Dr. Tunstall, assistant professor of Pharmacology in the College of Graduate Health Sciences at the University of Tennessee Health Science Center, has built his research career around studying alcohol and substance use disorders. Now, with a $2.4 million award from the National Institute on Alcohol Abuse and Alcoholism (NIAAA), he’s leading an ambitious new project to understand brain mechanisms that could help us understand how social context interacts with alcohol use.
The project, “Dissecting the Neurobiological Basis of Social Control over Alcohol Self-Administration,” centers on a deceptively simple idea: most people drink in social settings. The influence of social context is well known to be complex, reported as both encouraging or discouraging alcohol drinking in humans, depending on the specific situation.
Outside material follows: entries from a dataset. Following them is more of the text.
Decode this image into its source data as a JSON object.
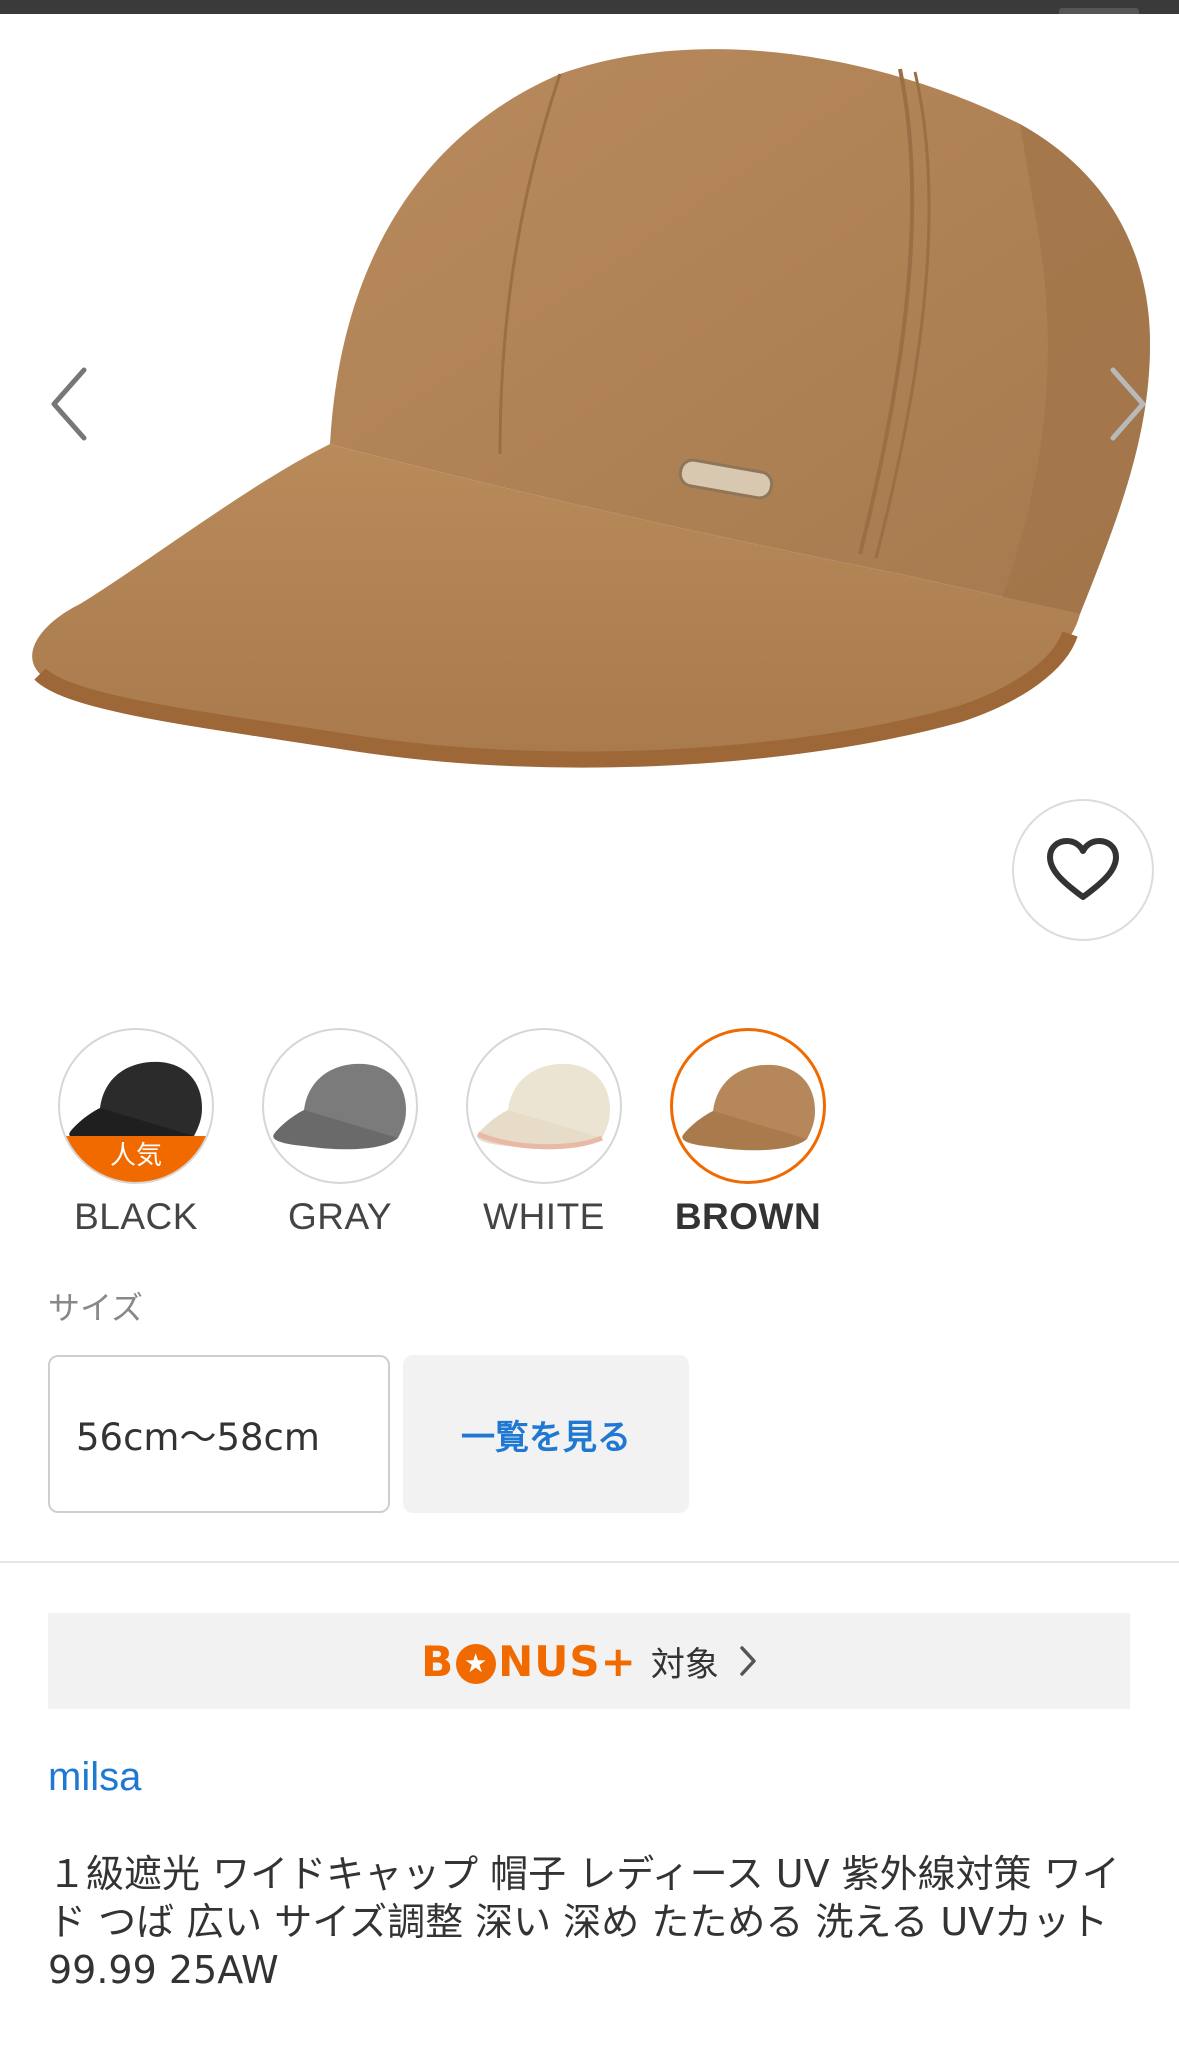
{
  "gallery": {
    "prev_icon": "chevron-left-icon",
    "next_icon": "chevron-right-icon",
    "favorite_icon": "heart-icon",
    "hat_color": "#b5875a"
  },
  "colors": {
    "accent": "#f06a00",
    "link": "#1f78d1"
  },
  "swatches": [
    {
      "label": "BLACK",
      "badge": "人気",
      "hat_color": "#2b2b2b",
      "selected": false
    },
    {
      "label": "GRAY",
      "badge": "",
      "hat_color": "#7b7b7b",
      "selected": false
    },
    {
      "label": "WHITE",
      "badge": "",
      "hat_color": "#ece4d3",
      "selected": false
    },
    {
      "label": "BROWN",
      "badge": "",
      "hat_color": "#b5875a",
      "selected": true
    }
  ],
  "size": {
    "heading": "サイズ",
    "selected_value": "56cm〜58cm",
    "list_button": "一覧を見る"
  },
  "bonus": {
    "logo_pre": "B",
    "logo_post": "NUS+",
    "target": "対象"
  },
  "brand": "milsa",
  "product_title": "１級遮光 ワイドキャップ 帽子 レディース UV 紫外線対策 ワイド つば 広い サイズ調整 深い 深め たためる 洗える UVカット 99.99 25AW"
}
For example, binge-drinking behavior in young people is in part driven by the pleasure or fun associated with alcohol drinking, and can be facilitated by interaction with others (e.g., peer pressure to initiate alcohol drinking or drinking games that encourage rapid and high volume alcohol consumption). Quite oppositely, in someone with a long history of heavy alcohol consumption (i.e., in alcohol dependence), more persistent drinking can be motivated mainly by seeking relief from stress and other unpleasant emotions. In this case, withdrawal from social interaction could actually signal a worsening of the disorder. In fact, drinking despite the problems it causes with family or friends is a symptom that helps diagnose Alcohol Use Disorder.
“Preclinical addiction research offers us a chance to tease apart the biological basis of these kinds of complex interactions between social context and alcohol-motivated behavior,” Dr. Tunstall said, “but we are yet to completely capture this complexity.”
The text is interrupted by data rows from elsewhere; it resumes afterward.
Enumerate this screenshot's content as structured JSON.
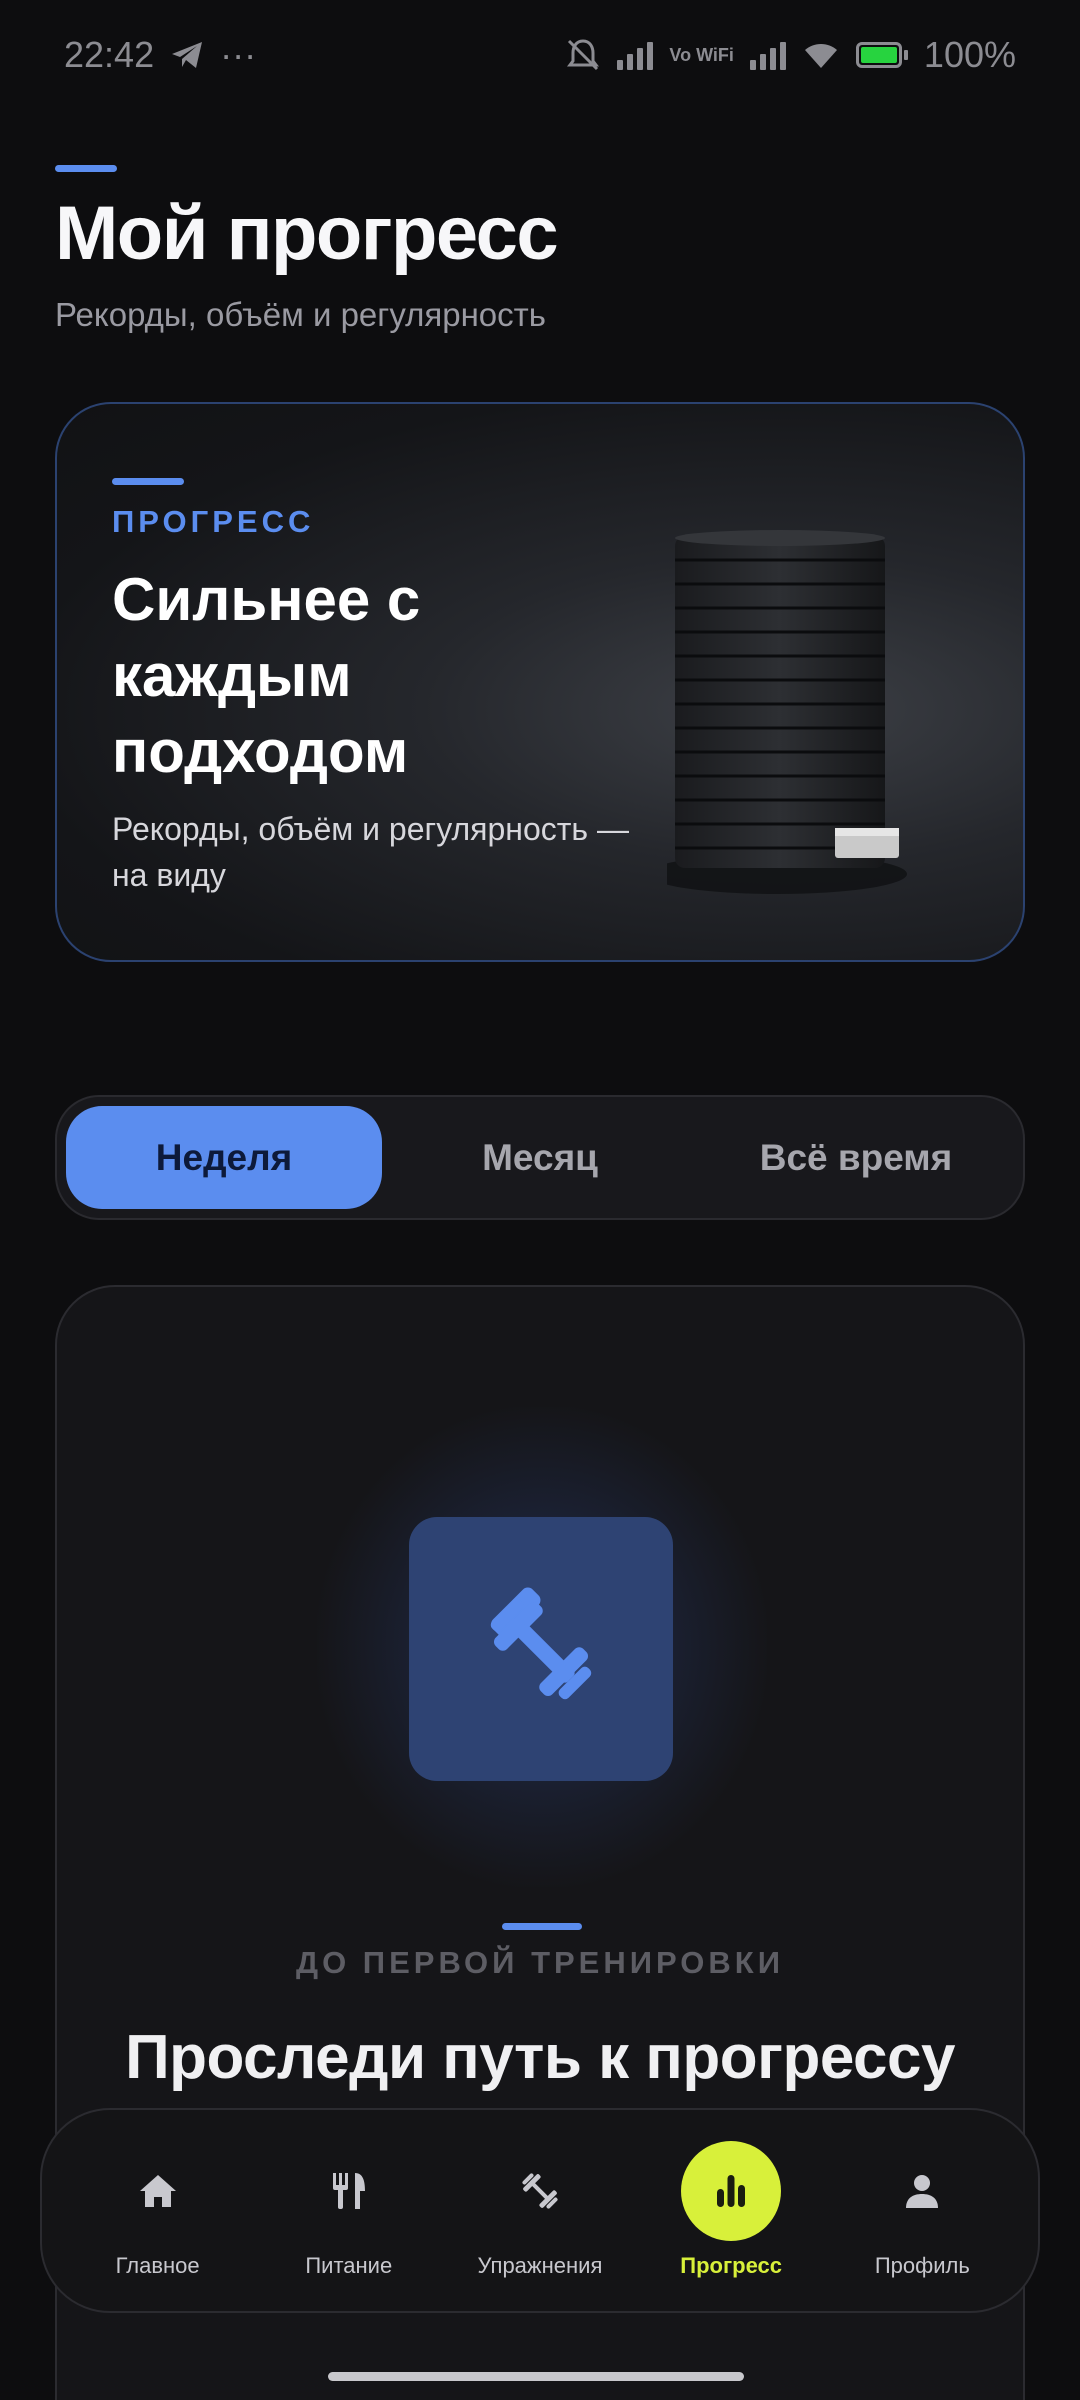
{
  "status_bar": {
    "time": "22:42",
    "dots": "···",
    "network": "Vo WiFi",
    "battery": "100%"
  },
  "header": {
    "title": "Мой прогресс",
    "subtitle": "Рекорды, объём и регулярность"
  },
  "hero": {
    "kicker": "ПРОГРЕСС",
    "title": "Сильнее с каждым подходом",
    "subtitle": "Рекорды, объём и регулярность — на виду"
  },
  "period_tabs": {
    "selected": "Неделя",
    "items": [
      {
        "label": "Неделя"
      },
      {
        "label": "Месяц"
      },
      {
        "label": "Всё время"
      }
    ]
  },
  "empty_state": {
    "kicker": "ДО ПЕРВОЙ ТРЕНИРОВКИ",
    "title": "Проследи путь к прогрессу",
    "icon": "dumbbell-icon"
  },
  "bottom_nav": {
    "active": "Прогресс",
    "items": [
      {
        "label": "Главное",
        "icon": "home-icon"
      },
      {
        "label": "Питание",
        "icon": "fork-knife-icon"
      },
      {
        "label": "Упражнения",
        "icon": "dumbbell-icon"
      },
      {
        "label": "Прогресс",
        "icon": "bar-chart-icon"
      },
      {
        "label": "Профиль",
        "icon": "person-icon"
      }
    ]
  },
  "colors": {
    "background": "#0d0d0f",
    "accent_blue": "#5b8def",
    "accent_lime": "#d8f03a",
    "card": "#151518"
  }
}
Dr. Tunstall’s lab is developing a rodent model that allows the study of alcohol use in both social and solitary settings, systematically manipulating the social variable. Using classic pharmacology and neurohistochemistry techniques, in combination with newer tools like optogenetics and CRISPR-Cas9 gene knockdown, his team will identify the brain circuitry that is unique to alcohol-seeking behavior in social contexts, determine how alcohol dependence might change this brain circuitry, and identify the role of the brain’s oxytocin system in modulating these processes. Oxytocin is a neuropeptide well-described as being important for the formation and maintenance of social bonds in humans and rodents alike.
By the end of the project, Dr. Tunstall hopes to do more than fill a research gap. He wants to redefine how scientists study, and eventually treat, alcohol use disorder.
“If we can understand how social connection and alcohol use interact in the brain, we may uncover new ways to help people get problem alcohol drinking behavior under control. It can be difficult to change this behavior, and to help people effectively, we need to leverage every tool available to us,” he said. “I hope this research can inform better pharmacological and social approaches to supporting recovery.”